LAUSR

Activated Cdc42-associated kinase 1 (ACK1) alterations have been considered to mediate bypass acquired resistance to the third-generation EGFR inhibitors (ASK120067 and osimertinib) in NSCLC. Despite many efforts to develop ACK1 small molecule inhibitors, no selective inhibitors have entered clinical trials. We used structure-based drug design to obtain a series of (R)-8-((tetrahydrofuran-2-yl)methyl)pyrido [2,3-d]pyrimidin-7-ones as novel selective ACK1 inhibitors.
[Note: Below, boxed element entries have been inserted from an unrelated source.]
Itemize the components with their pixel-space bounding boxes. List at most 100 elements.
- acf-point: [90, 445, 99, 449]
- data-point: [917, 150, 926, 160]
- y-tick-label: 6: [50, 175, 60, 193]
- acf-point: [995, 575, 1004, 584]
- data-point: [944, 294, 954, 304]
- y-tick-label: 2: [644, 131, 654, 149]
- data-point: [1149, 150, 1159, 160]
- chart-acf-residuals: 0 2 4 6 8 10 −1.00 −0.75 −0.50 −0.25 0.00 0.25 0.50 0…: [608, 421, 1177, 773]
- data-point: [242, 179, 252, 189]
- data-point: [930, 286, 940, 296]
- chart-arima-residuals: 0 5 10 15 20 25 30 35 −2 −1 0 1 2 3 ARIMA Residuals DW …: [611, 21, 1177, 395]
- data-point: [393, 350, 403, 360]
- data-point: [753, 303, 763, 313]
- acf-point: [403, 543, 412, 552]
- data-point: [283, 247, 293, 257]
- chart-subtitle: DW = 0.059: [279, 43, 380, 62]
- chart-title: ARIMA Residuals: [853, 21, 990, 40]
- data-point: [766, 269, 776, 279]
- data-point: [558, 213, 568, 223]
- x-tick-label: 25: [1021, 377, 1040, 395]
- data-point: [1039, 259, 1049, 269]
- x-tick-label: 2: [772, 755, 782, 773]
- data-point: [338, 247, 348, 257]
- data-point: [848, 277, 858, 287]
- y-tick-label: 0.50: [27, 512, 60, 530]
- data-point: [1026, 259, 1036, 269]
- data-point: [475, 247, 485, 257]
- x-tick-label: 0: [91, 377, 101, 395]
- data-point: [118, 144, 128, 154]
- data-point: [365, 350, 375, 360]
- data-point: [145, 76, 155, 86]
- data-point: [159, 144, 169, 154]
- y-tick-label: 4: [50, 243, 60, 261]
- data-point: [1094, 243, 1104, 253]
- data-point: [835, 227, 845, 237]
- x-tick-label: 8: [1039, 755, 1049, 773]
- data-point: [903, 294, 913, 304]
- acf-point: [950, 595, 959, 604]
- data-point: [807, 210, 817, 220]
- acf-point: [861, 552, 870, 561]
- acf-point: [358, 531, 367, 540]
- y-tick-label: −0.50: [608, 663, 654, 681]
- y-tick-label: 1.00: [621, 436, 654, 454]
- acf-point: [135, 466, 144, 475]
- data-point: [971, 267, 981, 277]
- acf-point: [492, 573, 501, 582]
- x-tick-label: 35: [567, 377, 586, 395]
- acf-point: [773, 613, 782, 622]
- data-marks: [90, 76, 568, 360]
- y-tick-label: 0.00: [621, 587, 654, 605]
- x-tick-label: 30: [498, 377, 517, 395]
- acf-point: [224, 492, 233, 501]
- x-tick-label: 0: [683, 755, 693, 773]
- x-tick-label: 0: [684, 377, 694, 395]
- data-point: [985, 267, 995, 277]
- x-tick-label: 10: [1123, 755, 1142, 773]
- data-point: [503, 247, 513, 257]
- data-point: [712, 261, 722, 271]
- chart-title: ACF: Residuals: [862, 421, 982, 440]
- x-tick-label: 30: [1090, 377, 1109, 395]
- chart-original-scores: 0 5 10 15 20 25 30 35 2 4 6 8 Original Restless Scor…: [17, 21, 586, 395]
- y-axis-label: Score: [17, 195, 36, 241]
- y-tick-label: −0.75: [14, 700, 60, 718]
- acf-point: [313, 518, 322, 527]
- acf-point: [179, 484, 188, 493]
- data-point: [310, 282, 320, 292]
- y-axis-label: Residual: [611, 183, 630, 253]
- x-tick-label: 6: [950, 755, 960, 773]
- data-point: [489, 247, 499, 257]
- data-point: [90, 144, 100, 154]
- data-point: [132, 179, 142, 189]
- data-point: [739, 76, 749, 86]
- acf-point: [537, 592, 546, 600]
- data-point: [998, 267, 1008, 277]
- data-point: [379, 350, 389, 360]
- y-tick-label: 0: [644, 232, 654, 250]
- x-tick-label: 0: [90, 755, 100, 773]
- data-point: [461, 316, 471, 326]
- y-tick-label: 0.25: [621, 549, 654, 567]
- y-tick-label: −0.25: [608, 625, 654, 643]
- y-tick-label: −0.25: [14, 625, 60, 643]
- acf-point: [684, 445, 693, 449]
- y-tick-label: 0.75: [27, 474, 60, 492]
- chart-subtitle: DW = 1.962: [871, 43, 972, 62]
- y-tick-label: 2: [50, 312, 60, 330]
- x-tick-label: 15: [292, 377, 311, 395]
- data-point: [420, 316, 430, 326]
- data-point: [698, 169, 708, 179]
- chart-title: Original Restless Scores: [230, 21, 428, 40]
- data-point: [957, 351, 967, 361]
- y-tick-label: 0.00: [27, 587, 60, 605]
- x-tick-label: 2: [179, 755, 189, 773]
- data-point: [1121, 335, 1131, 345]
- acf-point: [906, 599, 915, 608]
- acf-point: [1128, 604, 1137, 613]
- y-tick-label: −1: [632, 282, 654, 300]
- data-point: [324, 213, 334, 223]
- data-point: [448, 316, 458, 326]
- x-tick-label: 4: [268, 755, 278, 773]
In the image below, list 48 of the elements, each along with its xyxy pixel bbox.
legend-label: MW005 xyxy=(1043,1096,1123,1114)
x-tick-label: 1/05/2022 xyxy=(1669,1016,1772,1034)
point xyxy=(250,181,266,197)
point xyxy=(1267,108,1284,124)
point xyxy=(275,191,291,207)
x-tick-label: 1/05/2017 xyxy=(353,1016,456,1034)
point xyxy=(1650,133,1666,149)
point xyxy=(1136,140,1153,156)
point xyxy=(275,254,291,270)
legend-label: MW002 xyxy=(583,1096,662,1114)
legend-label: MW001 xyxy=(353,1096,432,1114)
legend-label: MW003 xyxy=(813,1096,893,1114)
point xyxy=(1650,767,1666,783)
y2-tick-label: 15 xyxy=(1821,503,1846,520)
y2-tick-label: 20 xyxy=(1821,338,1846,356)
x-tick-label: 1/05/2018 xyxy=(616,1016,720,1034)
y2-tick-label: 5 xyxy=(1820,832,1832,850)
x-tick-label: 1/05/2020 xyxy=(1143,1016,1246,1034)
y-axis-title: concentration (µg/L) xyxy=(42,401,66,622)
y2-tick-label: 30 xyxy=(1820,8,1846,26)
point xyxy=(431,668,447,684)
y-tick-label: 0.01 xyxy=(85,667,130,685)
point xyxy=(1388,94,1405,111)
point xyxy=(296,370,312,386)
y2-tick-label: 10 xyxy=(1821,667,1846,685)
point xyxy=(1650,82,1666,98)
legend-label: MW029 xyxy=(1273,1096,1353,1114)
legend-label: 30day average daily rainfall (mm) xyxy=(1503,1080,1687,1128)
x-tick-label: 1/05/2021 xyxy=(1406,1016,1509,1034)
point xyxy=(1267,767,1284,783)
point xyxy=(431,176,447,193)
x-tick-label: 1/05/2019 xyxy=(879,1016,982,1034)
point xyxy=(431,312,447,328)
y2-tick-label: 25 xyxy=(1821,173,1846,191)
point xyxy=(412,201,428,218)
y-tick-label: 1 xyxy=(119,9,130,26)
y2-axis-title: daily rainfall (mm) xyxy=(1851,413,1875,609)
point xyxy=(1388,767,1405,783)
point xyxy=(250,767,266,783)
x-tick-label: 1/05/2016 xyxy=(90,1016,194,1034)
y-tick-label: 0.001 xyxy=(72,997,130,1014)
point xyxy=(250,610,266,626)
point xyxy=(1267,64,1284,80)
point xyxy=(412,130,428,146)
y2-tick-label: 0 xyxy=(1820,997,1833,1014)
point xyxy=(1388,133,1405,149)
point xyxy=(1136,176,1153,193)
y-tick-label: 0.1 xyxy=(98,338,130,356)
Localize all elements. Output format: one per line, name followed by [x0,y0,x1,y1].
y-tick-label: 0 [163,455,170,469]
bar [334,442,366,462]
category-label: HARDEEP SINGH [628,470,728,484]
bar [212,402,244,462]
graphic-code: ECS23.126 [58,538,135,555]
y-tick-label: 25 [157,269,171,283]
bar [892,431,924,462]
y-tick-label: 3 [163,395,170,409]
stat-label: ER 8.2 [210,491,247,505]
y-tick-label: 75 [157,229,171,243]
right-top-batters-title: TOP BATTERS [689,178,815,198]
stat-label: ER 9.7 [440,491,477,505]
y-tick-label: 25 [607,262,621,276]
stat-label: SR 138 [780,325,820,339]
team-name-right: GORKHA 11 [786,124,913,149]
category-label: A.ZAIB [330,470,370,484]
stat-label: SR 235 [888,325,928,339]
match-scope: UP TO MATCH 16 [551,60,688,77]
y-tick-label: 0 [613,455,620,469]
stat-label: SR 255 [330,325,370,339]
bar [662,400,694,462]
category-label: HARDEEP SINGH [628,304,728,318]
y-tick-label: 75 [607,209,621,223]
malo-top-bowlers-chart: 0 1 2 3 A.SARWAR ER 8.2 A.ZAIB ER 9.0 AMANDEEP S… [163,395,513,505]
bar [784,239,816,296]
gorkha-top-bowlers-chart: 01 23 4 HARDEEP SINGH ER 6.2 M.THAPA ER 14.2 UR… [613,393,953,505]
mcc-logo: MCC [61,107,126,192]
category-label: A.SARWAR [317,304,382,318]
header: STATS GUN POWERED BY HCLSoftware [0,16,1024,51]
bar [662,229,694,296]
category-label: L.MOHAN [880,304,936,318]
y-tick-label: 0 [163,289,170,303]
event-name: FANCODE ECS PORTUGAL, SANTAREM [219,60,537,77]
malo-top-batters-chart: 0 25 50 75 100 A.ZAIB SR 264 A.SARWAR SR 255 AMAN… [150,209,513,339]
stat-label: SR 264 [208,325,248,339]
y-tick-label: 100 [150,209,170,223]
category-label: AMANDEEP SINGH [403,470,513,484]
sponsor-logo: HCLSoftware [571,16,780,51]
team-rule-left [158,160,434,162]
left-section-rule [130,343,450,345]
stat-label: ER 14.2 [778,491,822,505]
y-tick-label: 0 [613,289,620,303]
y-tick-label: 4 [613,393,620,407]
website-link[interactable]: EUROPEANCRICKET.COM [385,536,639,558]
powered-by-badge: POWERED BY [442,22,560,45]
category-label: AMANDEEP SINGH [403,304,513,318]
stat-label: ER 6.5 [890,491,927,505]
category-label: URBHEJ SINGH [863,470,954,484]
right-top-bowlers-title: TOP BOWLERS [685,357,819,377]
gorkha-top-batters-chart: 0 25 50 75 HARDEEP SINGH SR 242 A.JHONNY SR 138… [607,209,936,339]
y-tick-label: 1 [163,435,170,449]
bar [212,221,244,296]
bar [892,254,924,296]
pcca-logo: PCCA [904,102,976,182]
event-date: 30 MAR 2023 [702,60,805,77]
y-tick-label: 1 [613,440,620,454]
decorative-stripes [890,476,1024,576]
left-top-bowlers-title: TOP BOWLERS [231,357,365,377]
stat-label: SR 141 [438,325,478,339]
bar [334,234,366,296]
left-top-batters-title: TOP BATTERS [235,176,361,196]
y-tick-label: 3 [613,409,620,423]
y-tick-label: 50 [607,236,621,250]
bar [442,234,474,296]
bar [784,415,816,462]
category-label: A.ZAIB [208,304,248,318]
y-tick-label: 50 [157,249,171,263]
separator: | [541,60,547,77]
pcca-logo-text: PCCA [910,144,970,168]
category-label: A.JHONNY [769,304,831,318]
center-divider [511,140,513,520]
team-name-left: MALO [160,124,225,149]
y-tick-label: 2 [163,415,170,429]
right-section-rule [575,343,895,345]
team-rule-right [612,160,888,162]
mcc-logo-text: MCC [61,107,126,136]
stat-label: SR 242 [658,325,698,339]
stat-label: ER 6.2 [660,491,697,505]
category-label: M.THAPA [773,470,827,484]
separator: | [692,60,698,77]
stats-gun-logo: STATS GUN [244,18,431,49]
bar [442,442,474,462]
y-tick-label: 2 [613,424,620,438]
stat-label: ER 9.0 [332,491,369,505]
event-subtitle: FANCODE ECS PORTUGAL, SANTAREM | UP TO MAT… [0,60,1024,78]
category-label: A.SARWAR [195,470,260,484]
One of the representative compounds, 10zi, potently inhibited ACK1 kinase with an IC50 of 2.1 nM, while sparing SRC kinase (IC50 = 218.7 nM). Further, 10zi displayed good kinome selectivity in a profiling of 468 kinases. In the ASK120067-resistant lung cancer cell line (67R), 10zi dose-dependently inhibited the phosphorylation of ACK1 and downstream AKT pathway and showed a strong synergistic anti-tumor effect in combination with ASK120067 in vitro. Additionally, 10zi also exhibited reasonable PK profiles with an oral bioavailability of 19.8% at the dose of 10 mg/kg, which provided a promising lead for further development of new anticancer drugs.